Antibodies are just one component of the body’s immune system. T cells, another line of defense against the virus, are thought to be more protective against severe illness. Several researchers have shown that T cells are still likely to recognize omicron and maintain their protective power against severe disease, hospitalization and death, even as the virus mutates.

Scientists must also monitor how effective vaccines and booster doses are in the real world, because lab tests can’t recreate the full complexity of the human immune system. In contrast to lab studies, vaccine effectiveness studies follow large numbers of people over an extended period of time.

As more omicron cases emerge, researchers will work to estimate the effectiveness of different combinations of vaccines and boosters across different age groups. It will most likely take months to glean all these answers.

Determine the variant’s severity

It is not yet known whether omicron’s many mutations will make the variant more or less severe than earlier versions of the virus. Although it has a higher number of mutations than previous variants of concern — it has about 50, many of them in the part of the virus that our immune defenses target most directly — some of those mutations might work together or cancel each other out.

Scientists can’t begin to estimate a variant’s severity until a few weeks after infections rise, when people are most likely to experience hospitalization and severe illness. But Omicron is just beginning to spread globally, and data on severity is scarce.

It’s just about time to look to South Africa, where Omicron has been circulating for several weeks. So far, limited data from parts of the country indicate that hospitalization rates and deaths are low.

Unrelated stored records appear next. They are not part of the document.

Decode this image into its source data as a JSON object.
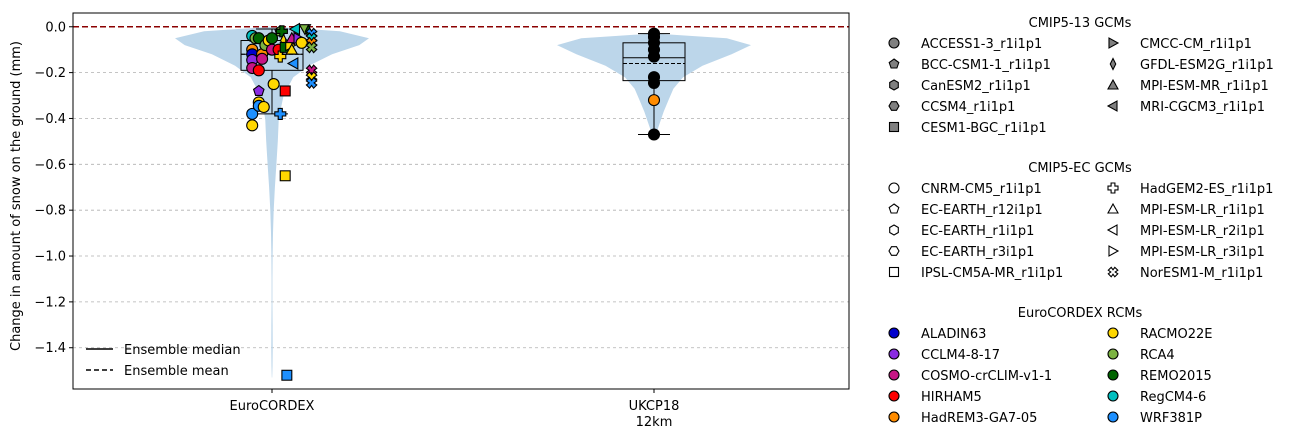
{
  "chart_data": {
    "type": "violin",
    "ylabel": "Change in amount of snow on the ground (mm)",
    "ylim": [
      -1.58,
      0.06
    ],
    "yticks": [
      0.0,
      -0.2,
      -0.4,
      -0.6,
      -0.8,
      -1.0,
      -1.2,
      -1.4
    ],
    "ytick_labels": [
      "0.0",
      "−0.2",
      "−0.4",
      "−0.6",
      "−0.8",
      "−1.0",
      "−1.2",
      "−1.4"
    ],
    "grid": "y-dashed",
    "zero_line_color": "#8b0000",
    "violin_color": "#bcd6ea",
    "categories": [
      {
        "label": "EuroCORDEX",
        "label2": ""
      },
      {
        "label": "UKCP18",
        "label2": "12km"
      }
    ],
    "violins": [
      {
        "category": 0,
        "profile": [
          [
            0.0,
            0.02
          ],
          [
            -0.02,
            0.7
          ],
          [
            -0.05,
            1.0
          ],
          [
            -0.08,
            0.9
          ],
          [
            -0.12,
            0.62
          ],
          [
            -0.17,
            0.38
          ],
          [
            -0.22,
            0.22
          ],
          [
            -0.3,
            0.12
          ],
          [
            -0.4,
            0.07
          ],
          [
            -0.5,
            0.06
          ],
          [
            -0.6,
            0.045
          ],
          [
            -0.7,
            0.03
          ],
          [
            -0.8,
            0.018
          ],
          [
            -0.9,
            0.01
          ],
          [
            -1.0,
            0.006
          ],
          [
            -1.1,
            0.004
          ],
          [
            -1.2,
            0.004
          ],
          [
            -1.3,
            0.006
          ],
          [
            -1.4,
            0.007
          ],
          [
            -1.48,
            0.005
          ],
          [
            -1.53,
            0.002
          ]
        ],
        "box": {
          "q1": -0.19,
          "q3": -0.06,
          "median": -0.12,
          "mean": -0.12,
          "whisker_low": -0.38,
          "whisker_high": -0.01
        }
      },
      {
        "category": 1,
        "profile": [
          [
            -0.03,
            0.02
          ],
          [
            -0.05,
            0.75
          ],
          [
            -0.08,
            1.0
          ],
          [
            -0.12,
            0.8
          ],
          [
            -0.17,
            0.5
          ],
          [
            -0.22,
            0.3
          ],
          [
            -0.27,
            0.2
          ],
          [
            -0.32,
            0.15
          ],
          [
            -0.37,
            0.1
          ],
          [
            -0.42,
            0.06
          ],
          [
            -0.47,
            0.02
          ]
        ],
        "box": {
          "q1": -0.235,
          "q3": -0.07,
          "median": -0.135,
          "mean": -0.16,
          "whisker_low": -0.47,
          "whisker_high": -0.03
        }
      }
    ],
    "points": [
      {
        "cat": 0,
        "dx": -0.06,
        "y": -0.38,
        "marker": "circle",
        "color": "#1e90ff"
      },
      {
        "cat": 0,
        "dx": -0.06,
        "y": -0.43,
        "marker": "circle",
        "color": "#ffd700"
      },
      {
        "cat": 0,
        "dx": -0.06,
        "y": -0.04,
        "marker": "circle",
        "color": "#00bfbf"
      },
      {
        "cat": 0,
        "dx": -0.06,
        "y": -0.1,
        "marker": "circle",
        "color": "#ff8c00"
      },
      {
        "cat": 0,
        "dx": -0.06,
        "y": -0.12,
        "marker": "circle",
        "color": "#0000cd"
      },
      {
        "cat": 0,
        "dx": -0.06,
        "y": -0.145,
        "marker": "circle",
        "color": "#8a2be2"
      },
      {
        "cat": 0,
        "dx": -0.06,
        "y": -0.18,
        "marker": "circle",
        "color": "#c71585"
      },
      {
        "cat": 0,
        "dx": -0.05,
        "y": -0.05,
        "marker": "circle",
        "color": "#7cb342"
      },
      {
        "cat": 0,
        "dx": -0.04,
        "y": -0.05,
        "marker": "circle",
        "color": "#006400"
      },
      {
        "cat": 0,
        "dx": -0.04,
        "y": -0.19,
        "marker": "circle",
        "color": "#ff0000"
      },
      {
        "cat": 0,
        "dx": -0.04,
        "y": -0.33,
        "marker": "circle",
        "color": "#ffd700"
      },
      {
        "cat": 0,
        "dx": -0.04,
        "y": -0.345,
        "marker": "circle",
        "color": "#1e90ff"
      },
      {
        "cat": 0,
        "dx": -0.03,
        "y": -0.12,
        "marker": "circle",
        "color": "#ff8c00"
      },
      {
        "cat": 0,
        "dx": -0.03,
        "y": -0.14,
        "marker": "circle",
        "color": "#c71585"
      },
      {
        "cat": 0,
        "dx": -0.025,
        "y": -0.35,
        "marker": "circle",
        "color": "#ffd700"
      },
      {
        "cat": 0,
        "dx": -0.02,
        "y": -0.08,
        "marker": "circle",
        "color": "#7cb342"
      },
      {
        "cat": 0,
        "dx": -0.01,
        "y": -0.06,
        "marker": "circle",
        "color": "#ffd700"
      },
      {
        "cat": 0,
        "dx": 0.0,
        "y": -0.05,
        "marker": "circle",
        "color": "#006400"
      },
      {
        "cat": 0,
        "dx": 0.0,
        "y": -0.1,
        "marker": "circle",
        "color": "#c71585"
      },
      {
        "cat": 0,
        "dx": 0.005,
        "y": -0.25,
        "marker": "circle",
        "color": "#ffd700"
      },
      {
        "cat": 0,
        "dx": -0.04,
        "y": -0.28,
        "marker": "pentagon",
        "color": "#8a2be2"
      },
      {
        "cat": 0,
        "dx": 0.02,
        "y": -0.1,
        "marker": "circle",
        "color": "#ff0000"
      },
      {
        "cat": 0,
        "dx": 0.025,
        "y": -0.02,
        "marker": "pentagon",
        "color": "#7cb342"
      },
      {
        "cat": 0,
        "dx": 0.025,
        "y": -0.13,
        "marker": "plus",
        "color": "#ffd700"
      },
      {
        "cat": 0,
        "dx": 0.03,
        "y": -0.02,
        "marker": "plus",
        "color": "#006400"
      },
      {
        "cat": 0,
        "dx": 0.035,
        "y": -0.06,
        "marker": "diamond",
        "color": "#ffd700"
      },
      {
        "cat": 0,
        "dx": 0.04,
        "y": -0.09,
        "marker": "square",
        "color": "#006400"
      },
      {
        "cat": 0,
        "dx": 0.04,
        "y": -0.28,
        "marker": "square",
        "color": "#ff0000"
      },
      {
        "cat": 0,
        "dx": 0.04,
        "y": -0.65,
        "marker": "square",
        "color": "#ffd700"
      },
      {
        "cat": 0,
        "dx": 0.045,
        "y": -1.52,
        "marker": "square",
        "color": "#1e90ff"
      },
      {
        "cat": 0,
        "dx": 0.025,
        "y": -0.38,
        "marker": "plus",
        "color": "#1e90ff"
      },
      {
        "cat": 0,
        "dx": 0.055,
        "y": -0.08,
        "marker": "tri_right",
        "color": "#ffd700"
      },
      {
        "cat": 0,
        "dx": 0.06,
        "y": -0.05,
        "marker": "tri_up",
        "color": "#c71585"
      },
      {
        "cat": 0,
        "dx": 0.06,
        "y": -0.1,
        "marker": "tri_up",
        "color": "#ffd700"
      },
      {
        "cat": 0,
        "dx": 0.065,
        "y": -0.16,
        "marker": "tri_left",
        "color": "#1e90ff"
      },
      {
        "cat": 0,
        "dx": 0.07,
        "y": -0.01,
        "marker": "tri_left",
        "color": "#00bfbf"
      },
      {
        "cat": 0,
        "dx": 0.08,
        "y": -0.05,
        "marker": "tri_right",
        "color": "#8a2be2"
      },
      {
        "cat": 0,
        "dx": 0.09,
        "y": -0.07,
        "marker": "circle",
        "color": "#ffd700"
      },
      {
        "cat": 0,
        "dx": 0.1,
        "y": -0.01,
        "marker": "tri_down",
        "color": "#7cb342"
      },
      {
        "cat": 0,
        "dx": 0.11,
        "y": -0.02,
        "marker": "diamond",
        "color": "#006400"
      },
      {
        "cat": 0,
        "dx": 0.12,
        "y": -0.03,
        "marker": "cross",
        "color": "#1e90ff"
      },
      {
        "cat": 0,
        "dx": 0.12,
        "y": -0.05,
        "marker": "cross",
        "color": "#00bfbf"
      },
      {
        "cat": 0,
        "dx": 0.12,
        "y": -0.07,
        "marker": "cross",
        "color": "#ff8c00"
      },
      {
        "cat": 0,
        "dx": 0.12,
        "y": -0.09,
        "marker": "cross",
        "color": "#7cb342"
      },
      {
        "cat": 0,
        "dx": 0.12,
        "y": -0.19,
        "marker": "cross",
        "color": "#c71585"
      },
      {
        "cat": 0,
        "dx": 0.12,
        "y": -0.22,
        "marker": "cross",
        "color": "#ffd700"
      },
      {
        "cat": 0,
        "dx": 0.12,
        "y": -0.245,
        "marker": "cross",
        "color": "#1e90ff"
      },
      {
        "cat": 1,
        "dx": 0.0,
        "y": -0.03,
        "marker": "circle",
        "color": "#000000"
      },
      {
        "cat": 1,
        "dx": 0.0,
        "y": -0.045,
        "marker": "circle",
        "color": "#000000"
      },
      {
        "cat": 1,
        "dx": 0.0,
        "y": -0.07,
        "marker": "circle",
        "color": "#000000"
      },
      {
        "cat": 1,
        "dx": 0.0,
        "y": -0.1,
        "marker": "circle",
        "color": "#000000"
      },
      {
        "cat": 1,
        "dx": 0.0,
        "y": -0.13,
        "marker": "circle",
        "color": "#000000"
      },
      {
        "cat": 1,
        "dx": 0.0,
        "y": -0.22,
        "marker": "circle",
        "color": "#000000"
      },
      {
        "cat": 1,
        "dx": 0.0,
        "y": -0.245,
        "marker": "circle",
        "color": "#000000"
      },
      {
        "cat": 1,
        "dx": 0.0,
        "y": -0.32,
        "marker": "circle",
        "color": "#ff8c00"
      },
      {
        "cat": 1,
        "dx": 0.0,
        "y": -0.47,
        "marker": "circle",
        "color": "#000000"
      }
    ],
    "inner_legend": [
      {
        "label": "Ensemble median",
        "style": "solid"
      },
      {
        "label": "Ensemble mean",
        "style": "dashed"
      }
    ]
  },
  "legend": {
    "groups": [
      {
        "title": "CMIP5-13 GCMs",
        "fill": "#808080",
        "entries": [
          {
            "label": "ACCESS1-3_r1i1p1",
            "marker": "circle"
          },
          {
            "label": "BCC-CSM1-1_r1i1p1",
            "marker": "pentagon"
          },
          {
            "label": "CanESM2_r1i1p1",
            "marker": "hexagon"
          },
          {
            "label": "CCSM4_r1i1p1",
            "marker": "hexagon2"
          },
          {
            "label": "CESM1-BGC_r1i1p1",
            "marker": "square"
          },
          {
            "label": "CMCC-CM_r1i1p1",
            "marker": "tri_right"
          },
          {
            "label": "GFDL-ESM2G_r1i1p1",
            "marker": "diamond"
          },
          {
            "label": "MPI-ESM-MR_r1i1p1",
            "marker": "tri_up"
          },
          {
            "label": "MRI-CGCM3_r1i1p1",
            "marker": "tri_left"
          }
        ]
      },
      {
        "title": "CMIP5-EC GCMs",
        "fill": "#ffffff",
        "entries": [
          {
            "label": "CNRM-CM5_r1i1p1",
            "marker": "circle"
          },
          {
            "label": "EC-EARTH_r12i1p1",
            "marker": "pentagon"
          },
          {
            "label": "EC-EARTH_r1i1p1",
            "marker": "hexagon"
          },
          {
            "label": "EC-EARTH_r3i1p1",
            "marker": "hexagon2"
          },
          {
            "label": "IPSL-CM5A-MR_r1i1p1",
            "marker": "square"
          },
          {
            "label": "HadGEM2-ES_r1i1p1",
            "marker": "plus"
          },
          {
            "label": "MPI-ESM-LR_r1i1p1",
            "marker": "tri_up"
          },
          {
            "label": "MPI-ESM-LR_r2i1p1",
            "marker": "tri_left"
          },
          {
            "label": "MPI-ESM-LR_r3i1p1",
            "marker": "tri_right"
          },
          {
            "label": "NorESM1-M_r1i1p1",
            "marker": "cross"
          }
        ]
      },
      {
        "title": "EuroCORDEX RCMs",
        "entries": [
          {
            "label": "ALADIN63",
            "marker": "circle",
            "color": "#0000cd"
          },
          {
            "label": "CCLM4-8-17",
            "marker": "circle",
            "color": "#8a2be2"
          },
          {
            "label": "COSMO-crCLIM-v1-1",
            "marker": "circle",
            "color": "#c71585"
          },
          {
            "label": "HIRHAM5",
            "marker": "circle",
            "color": "#ff0000"
          },
          {
            "label": "HadREM3-GA7-05",
            "marker": "circle",
            "color": "#ff8c00"
          },
          {
            "label": "RACMO22E",
            "marker": "circle",
            "color": "#ffd700"
          },
          {
            "label": "RCA4",
            "marker": "circle",
            "color": "#7cb342"
          },
          {
            "label": "REMO2015",
            "marker": "circle",
            "color": "#006400"
          },
          {
            "label": "RegCM4-6",
            "marker": "circle",
            "color": "#00bfbf"
          },
          {
            "label": "WRF381P",
            "marker": "circle",
            "color": "#1e90ff"
          }
        ]
      }
    ]
  }
}
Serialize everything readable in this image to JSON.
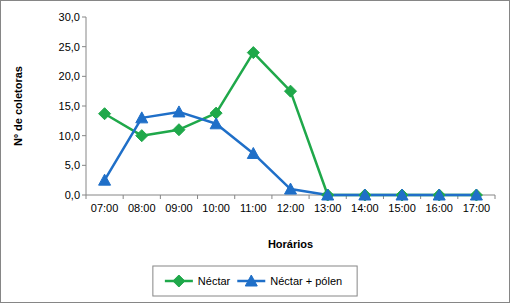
{
  "chart_data": {
    "type": "line",
    "x_label": "Horários",
    "y_label": "Nº de coletoras",
    "categories": [
      "07:00",
      "08:00",
      "09:00",
      "10:00",
      "11:00",
      "12:00",
      "13:00",
      "14:00",
      "15:00",
      "16:00",
      "17:00"
    ],
    "series": [
      {
        "name": "Néctar",
        "color": "#1fa84a",
        "marker": "diamond",
        "values": [
          13.7,
          10.0,
          11.0,
          13.8,
          24.0,
          17.5,
          0,
          0,
          0,
          0,
          0
        ]
      },
      {
        "name": "Néctar + pólen",
        "color": "#1f6fc8",
        "marker": "triangle",
        "values": [
          2.5,
          13.0,
          14.0,
          12.0,
          7.0,
          1.0,
          0,
          0,
          0,
          0,
          0
        ]
      }
    ],
    "ylim": [
      0,
      30
    ],
    "yticks": [
      {
        "value": 0,
        "label": "0,0"
      },
      {
        "value": 5,
        "label": "5,0"
      },
      {
        "value": 10,
        "label": "10,0"
      },
      {
        "value": 15,
        "label": "15,0"
      },
      {
        "value": 20,
        "label": "20,0"
      },
      {
        "value": 25,
        "label": "25,0"
      },
      {
        "value": 30,
        "label": "30,0"
      }
    ],
    "grid": false,
    "legend": "bottom"
  }
}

But many of the hospitalized people in these regions have been young, and it’s not yet clear if the mild outcomes seen in South Africa are because younger people are less likely to get extremely sick or die from the disease. Immunity from prior infection or vaccination could also result in milder illness.

Experts say that before more general conclusions can be drawn, more data are needed from other parts of the world, in populations of different ages and with different levels of immunity. It’s worth noting that several months into a global surge of the delta variant, researchers are still debating whether that variant is more virulent.

The manufacturers of treatments for severe COVID are testing whether their interventions will remain effective. Many are expected to, according to the WHO, but monoclonal antibodies may not perform as well. The makers of Regeneron have said that their antibody treatment might be less effective against omicron but that tweaks to the drug could be made if needed.

In the coming weeks, expect to see more data on hospitalizations from South Africa, Britain and Europe, the places first impacted by Omicron. Even if early signs continue to suggest that omicron is milder than previous variants, its higher transmissibility may still tax hospitals as infections surge.